Question

Segment FG begins at point F(-2, 4) and ends at point G (-2, -3). Segment FG is translated by (x, y) → (x – 3, y + 2) and then reflected across the y-axis to form segment F'G'. How long is segment F'G'?

Answer 1

The length of the segment F'G' is 7.

Explanation:

From Linear Algebra we define reflection across the y-axis as follows:

`(x',y')=(-x, y)`,
`\forall\, x, y\in \mathbb{R}` (Eq. 1)

In addition, we get this translation formula from the statement of the problem:

`(x',y') =(x-3,y+2)`,
`\forall \,x,y\in \mathbb{R}` (Eq. 2)

Where:

`(x, y)` - Original point, dimensionless.

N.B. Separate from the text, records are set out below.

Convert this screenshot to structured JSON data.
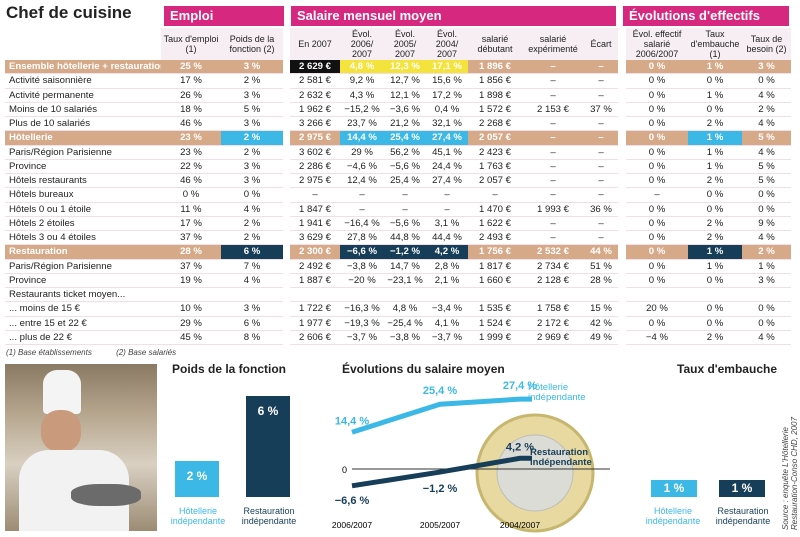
{
  "title": "Chef de cuisine",
  "groups": {
    "emploi": "Emploi",
    "salaire": "Salaire mensuel moyen",
    "evol": "Évolutions d'effectifs"
  },
  "columns": [
    "Taux d'emploi (1)",
    "Poids de la fonction (2)",
    "En 2007",
    "Évol. 2006/ 2007",
    "Évol. 2005/ 2007",
    "Évol. 2004/ 2007",
    "salarié débutant",
    "salarié expérimenté",
    "Écart",
    "Évol. effectif salarié 2006/2007",
    "Taux d'embauche (1)",
    "Taux de besoin (2)"
  ],
  "rows": [
    {
      "type": "sec",
      "cells": [
        "Ensemble hôtellerie + restauration",
        "25 %",
        "3 %",
        "2 629 €",
        "4,8 %",
        "12,3 %",
        "17,1 %",
        "1 896 €",
        "–",
        "–",
        "0 %",
        "1 %",
        "3 %"
      ]
    },
    {
      "type": "row",
      "cells": [
        "Activité saisonnière",
        "17 %",
        "2 %",
        "2 581 €",
        "9,2 %",
        "12,7 %",
        "15,6 %",
        "1 856 €",
        "–",
        "–",
        "0 %",
        "0 %",
        "0 %"
      ]
    },
    {
      "type": "row",
      "cells": [
        "Activité permanente",
        "26 %",
        "3 %",
        "2 632 €",
        "4,3 %",
        "12,1 %",
        "17,2 %",
        "1 898 €",
        "–",
        "–",
        "0 %",
        "1 %",
        "4 %"
      ]
    },
    {
      "type": "row",
      "cells": [
        "Moins de 10 salariés",
        "18 %",
        "5 %",
        "1 962 €",
        "−15,2 %",
        "−3,6 %",
        "0,4 %",
        "1 572 €",
        "2 153 €",
        "37 %",
        "0 %",
        "0 %",
        "2 %"
      ]
    },
    {
      "type": "row",
      "cells": [
        "Plus de 10 salariés",
        "46 %",
        "3 %",
        "3 266 €",
        "23,7 %",
        "21,2 %",
        "32,1 %",
        "2 268 €",
        "–",
        "–",
        "0 %",
        "2 %",
        "4 %"
      ]
    },
    {
      "type": "sec",
      "cells": [
        "Hôtellerie",
        "23 %",
        "2 %",
        "2 975 €",
        "14,4 %",
        "25,4 %",
        "27,4 %",
        "2 057 €",
        "–",
        "–",
        "0 %",
        "1 %",
        "5 %"
      ]
    },
    {
      "type": "row",
      "cells": [
        "Paris/Région Parisienne",
        "23 %",
        "2 %",
        "3 602 €",
        "29 %",
        "56,2 %",
        "45,1 %",
        "2 423 €",
        "–",
        "–",
        "0 %",
        "1 %",
        "4 %"
      ]
    },
    {
      "type": "row",
      "cells": [
        "Province",
        "22 %",
        "3 %",
        "2 286 €",
        "−4,6 %",
        "−5,6 %",
        "24,4 %",
        "1 763 €",
        "–",
        "–",
        "0 %",
        "1 %",
        "5 %"
      ]
    },
    {
      "type": "row",
      "cells": [
        "Hôtels restaurants",
        "46 %",
        "3 %",
        "2 975 €",
        "12,4 %",
        "25,4 %",
        "27,4 %",
        "2 057 €",
        "–",
        "–",
        "0 %",
        "2 %",
        "5 %"
      ]
    },
    {
      "type": "row",
      "cells": [
        "Hôtels bureaux",
        "0 %",
        "0 %",
        "–",
        "–",
        "–",
        "–",
        "–",
        "–",
        "–",
        "–",
        "0 %",
        "0 %"
      ]
    },
    {
      "type": "row",
      "cells": [
        "Hôtels 0 ou 1 étoile",
        "11 %",
        "4 %",
        "1 847 €",
        "–",
        "–",
        "–",
        "1 470 €",
        "1 993 €",
        "36 %",
        "0 %",
        "0 %",
        "0 %"
      ]
    },
    {
      "type": "row",
      "cells": [
        "Hôtels 2 étoiles",
        "17 %",
        "2 %",
        "1 941 €",
        "−16,4 %",
        "−5,6 %",
        "3,1 %",
        "1 622 €",
        "–",
        "–",
        "0 %",
        "2 %",
        "9 %"
      ]
    },
    {
      "type": "row",
      "cells": [
        "Hôtels 3 ou 4 étoiles",
        "37 %",
        "2 %",
        "3 629 €",
        "27,8 %",
        "44,8 %",
        "44,4 %",
        "2 493 €",
        "–",
        "–",
        "0 %",
        "2 %",
        "4 %"
      ]
    },
    {
      "type": "sec",
      "cells": [
        "Restauration",
        "28 %",
        "6 %",
        "2 300 €",
        "−6,6 %",
        "−1,2 %",
        "4,2 %",
        "1 756 €",
        "2 532 €",
        "44 %",
        "0 %",
        "1 %",
        "2 %"
      ]
    },
    {
      "type": "row",
      "cells": [
        "Paris/Région Parisienne",
        "37 %",
        "7 %",
        "2 492 €",
        "−3,8 %",
        "14,7 %",
        "2,8 %",
        "1 817 €",
        "2 734 €",
        "51 %",
        "0 %",
        "1 %",
        "1 %"
      ]
    },
    {
      "type": "row",
      "cells": [
        "Province",
        "19 %",
        "4 %",
        "1 887 €",
        "−20 %",
        "−23,1 %",
        "2,1 %",
        "1 660 €",
        "2 128 €",
        "28 %",
        "0 %",
        "0 %",
        "3 %"
      ]
    },
    {
      "type": "row",
      "cells": [
        "Restaurants ticket moyen...",
        "",
        "",
        "",
        "",
        "",
        "",
        "",
        "",
        "",
        "",
        "",
        ""
      ]
    },
    {
      "type": "row",
      "cells": [
        "... moins de 15 €",
        "10 %",
        "3 %",
        "1 722 €",
        "−16,3 %",
        "4,8 %",
        "−3,4 %",
        "1 535 €",
        "1 758 €",
        "15 %",
        "20 %",
        "0 %",
        "0 %"
      ]
    },
    {
      "type": "row",
      "cells": [
        "... entre 15 et 22 €",
        "29 %",
        "6 %",
        "1 977 €",
        "−19,3 %",
        "−25,4 %",
        "4,1 %",
        "1 524 €",
        "2 172 €",
        "42 %",
        "0 %",
        "0 %",
        "0 %"
      ]
    },
    {
      "type": "row",
      "cells": [
        "... plus de 22 €",
        "45 %",
        "8 %",
        "2 606 €",
        "−3,7 %",
        "−3,8 %",
        "−3,7 %",
        "1 999 €",
        "2 969 €",
        "49 %",
        "−4 %",
        "2 %",
        "4 %"
      ]
    }
  ],
  "footnotes": [
    "(1) Base établissements",
    "(2) Base salariés"
  ],
  "poids": {
    "title": "Poids de la fonction",
    "bar1_value": "2 %",
    "bar1_label": "Hôtellerie indépendante",
    "bar2_value": "6 %",
    "bar2_label": "Restauration indépendante"
  },
  "salaire_chart": {
    "title": "Évolutions du salaire moyen",
    "x_labels": [
      "2006/2007",
      "2005/2007",
      "2004/2007"
    ],
    "zero_label": "0",
    "hotel_values": [
      "14,4 %",
      "25,4 %",
      "27,4 %"
    ],
    "resto_values": [
      "−6,6 %",
      "−1,2 %",
      "4,2 %"
    ],
    "hotel_label": "Hôtellerie indépendante",
    "resto_label": "Restauration indépendante",
    "colors": {
      "hotel": "#3bb8e6",
      "resto": "#173e58"
    }
  },
  "chart_data": {
    "type": "line",
    "title": "Évolutions du salaire moyen",
    "x": [
      "2006/2007",
      "2005/2007",
      "2004/2007"
    ],
    "series": [
      {
        "name": "Hôtellerie indépendante",
        "values": [
          14.4,
          25.4,
          27.4
        ]
      },
      {
        "name": "Restauration indépendante",
        "values": [
          -6.6,
          -1.2,
          4.2
        ]
      }
    ]
  },
  "embauche": {
    "title": "Taux d'embauche",
    "v1": "1 %",
    "l1": "Hôtellerie indépendante",
    "v2": "1 %",
    "l2": "Restauration indépendante"
  },
  "source": "Source : enquête L'Hôtellerie Restauration-Conso CHD, 2007"
}
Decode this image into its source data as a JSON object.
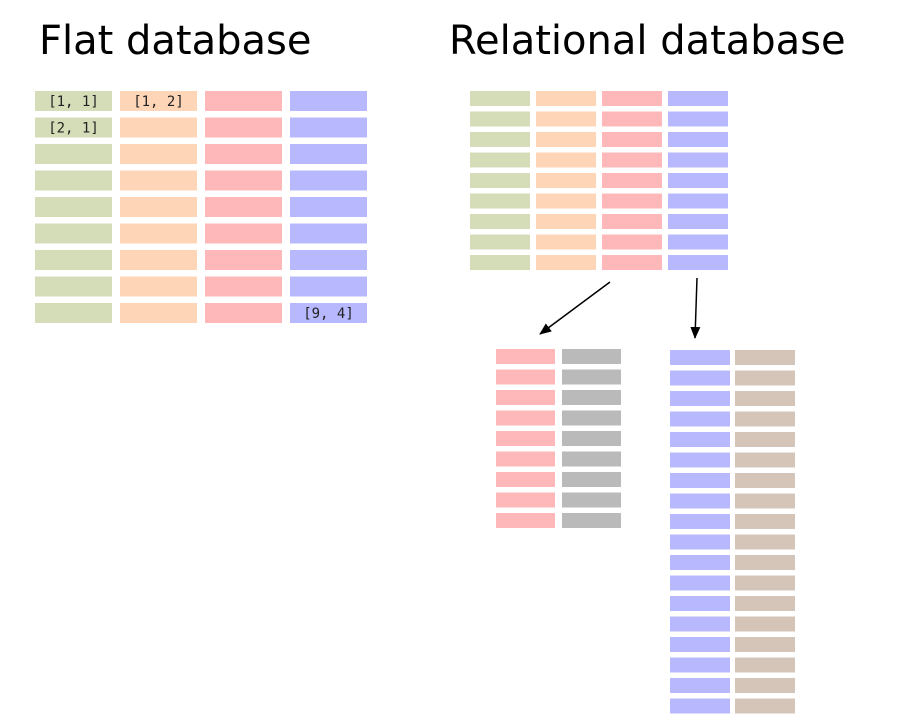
{
  "titles": {
    "flat": "Flat database",
    "relational": "Relational database"
  },
  "colors": {
    "green": "#d5dcb8",
    "orange": "#ffd5b8",
    "red": "#ffb8ba",
    "blue": "#b8b8ff",
    "gray": "#bababa",
    "tan": "#d5c5b8",
    "arrow": "#000000"
  },
  "flat_table": {
    "rows": 9,
    "columns": [
      "green",
      "orange",
      "red",
      "blue"
    ],
    "cell_labels": [
      {
        "row": 1,
        "col": 1,
        "text": "[1, 1]"
      },
      {
        "row": 1,
        "col": 2,
        "text": "[1, 2]"
      },
      {
        "row": 2,
        "col": 1,
        "text": "[2, 1]"
      },
      {
        "row": 9,
        "col": 4,
        "text": "[9, 4]"
      }
    ]
  },
  "relational_main_table": {
    "rows": 9,
    "columns": [
      "green",
      "orange",
      "red",
      "blue"
    ]
  },
  "lookup_table_left": {
    "rows": 9,
    "columns": [
      "red",
      "gray"
    ],
    "linked_from_column": "red"
  },
  "lookup_table_right": {
    "rows": 18,
    "columns": [
      "blue",
      "tan"
    ],
    "linked_from_column": "blue"
  }
}
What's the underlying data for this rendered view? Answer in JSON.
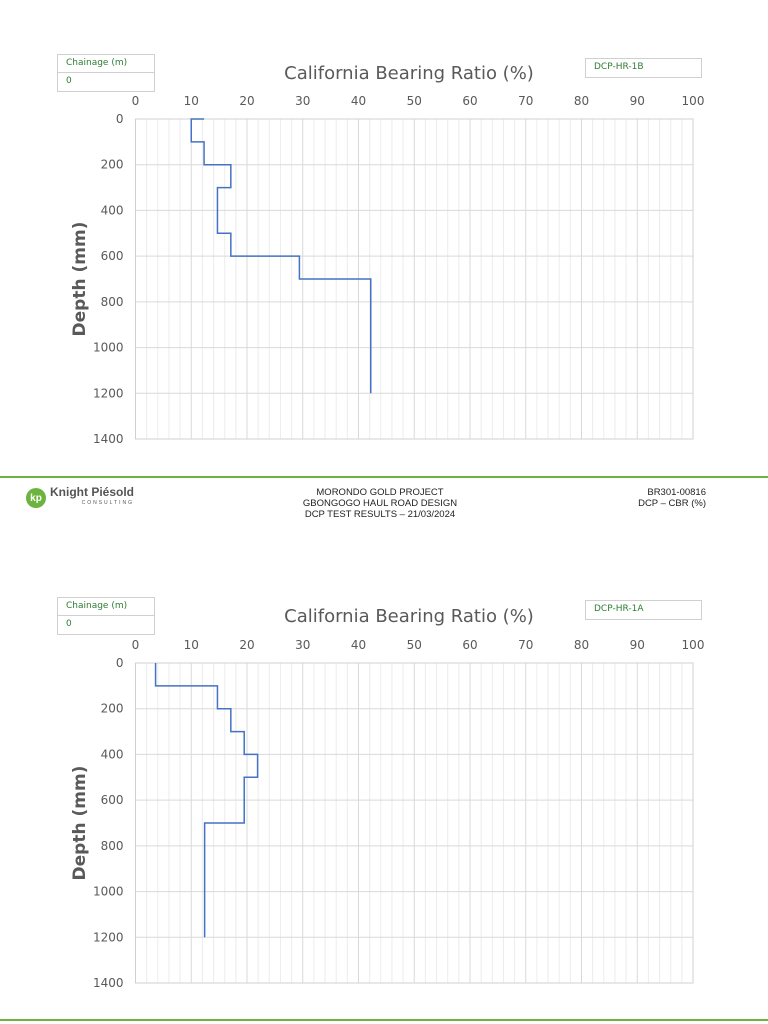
{
  "footer": {
    "logo_text": "Knight Piésold",
    "logo_sub": "CONSULTING",
    "center_lines": [
      "MORONDO GOLD PROJECT",
      "GBONGOGO HAUL ROAD DESIGN",
      "DCP TEST RESULTS – 21/03/2024"
    ],
    "right_lines": [
      "BR301-00816",
      "DCP – CBR (%)"
    ]
  },
  "colors": {
    "line": "#4472c4",
    "accent": "#6cb33f",
    "label_green": "#2e7d32"
  },
  "chart_data": [
    {
      "type": "line",
      "step": true,
      "title": "California Bearing Ratio (%)",
      "ylabel": "Depth (mm)",
      "xlabel": "",
      "chainage_label": "Chainage (m)",
      "chainage_value": "0",
      "test_id": "DCP-HR-1B",
      "xlim": [
        0,
        100
      ],
      "ylim": [
        0,
        1400
      ],
      "y_inverted": true,
      "x_axis_position": "top",
      "xticks": [
        0,
        10,
        20,
        30,
        40,
        50,
        60,
        70,
        80,
        90,
        100
      ],
      "yticks": [
        0,
        200,
        400,
        600,
        800,
        1000,
        1200,
        1400
      ],
      "grid": true,
      "points": [
        [
          12.3,
          0
        ],
        [
          10,
          0
        ],
        [
          10,
          100
        ],
        [
          12.3,
          100
        ],
        [
          12.3,
          200
        ],
        [
          17.1,
          200
        ],
        [
          17.1,
          300
        ],
        [
          14.7,
          300
        ],
        [
          14.7,
          500
        ],
        [
          17.1,
          500
        ],
        [
          17.1,
          600
        ],
        [
          29.4,
          600
        ],
        [
          29.4,
          700
        ],
        [
          42.2,
          700
        ],
        [
          42.2,
          1200
        ]
      ]
    },
    {
      "type": "line",
      "step": true,
      "title": "California Bearing Ratio (%)",
      "ylabel": "Depth (mm)",
      "xlabel": "",
      "chainage_label": "Chainage (m)",
      "chainage_value": "0",
      "test_id": "DCP-HR-1A",
      "xlim": [
        0,
        100
      ],
      "ylim": [
        0,
        1400
      ],
      "y_inverted": true,
      "x_axis_position": "top",
      "xticks": [
        0,
        10,
        20,
        30,
        40,
        50,
        60,
        70,
        80,
        90,
        100
      ],
      "yticks": [
        0,
        200,
        400,
        600,
        800,
        1000,
        1200,
        1400
      ],
      "grid": true,
      "points": [
        [
          3.6,
          0
        ],
        [
          3.6,
          100
        ],
        [
          14.7,
          100
        ],
        [
          14.7,
          200
        ],
        [
          17.1,
          200
        ],
        [
          17.1,
          300
        ],
        [
          19.5,
          300
        ],
        [
          19.5,
          400
        ],
        [
          21.9,
          400
        ],
        [
          21.9,
          500
        ],
        [
          19.5,
          500
        ],
        [
          19.5,
          700
        ],
        [
          12.4,
          700
        ],
        [
          12.4,
          1200
        ]
      ]
    }
  ]
}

`(x', y')` - Transformed point, dimensionless.

If we know that
`F(x,y) = (-2, 4)` and
`G(x,y) = (-2,-3)`, then we proceed to make all needed operations:

Translation

`F''(x,y) = (-2-3,4+2)`

`F''(x,y) = (-5,6)`

`G''(x,y) = (-2-3,-3+2)`

`G''(x,y) = (-5,-1)`

Reflection

`F'(x,y) = (5, 6)`

`G'(x,y) = (5,-1)`

Lastly, we calculate the length of the segment F'G' by Pythagorean Theorem:

`F'G' = \sqrt{(5-5)^(2)+[(-1)-6]^(2)}`

`F'G' = 7`

The length of the segment F'G' is 7.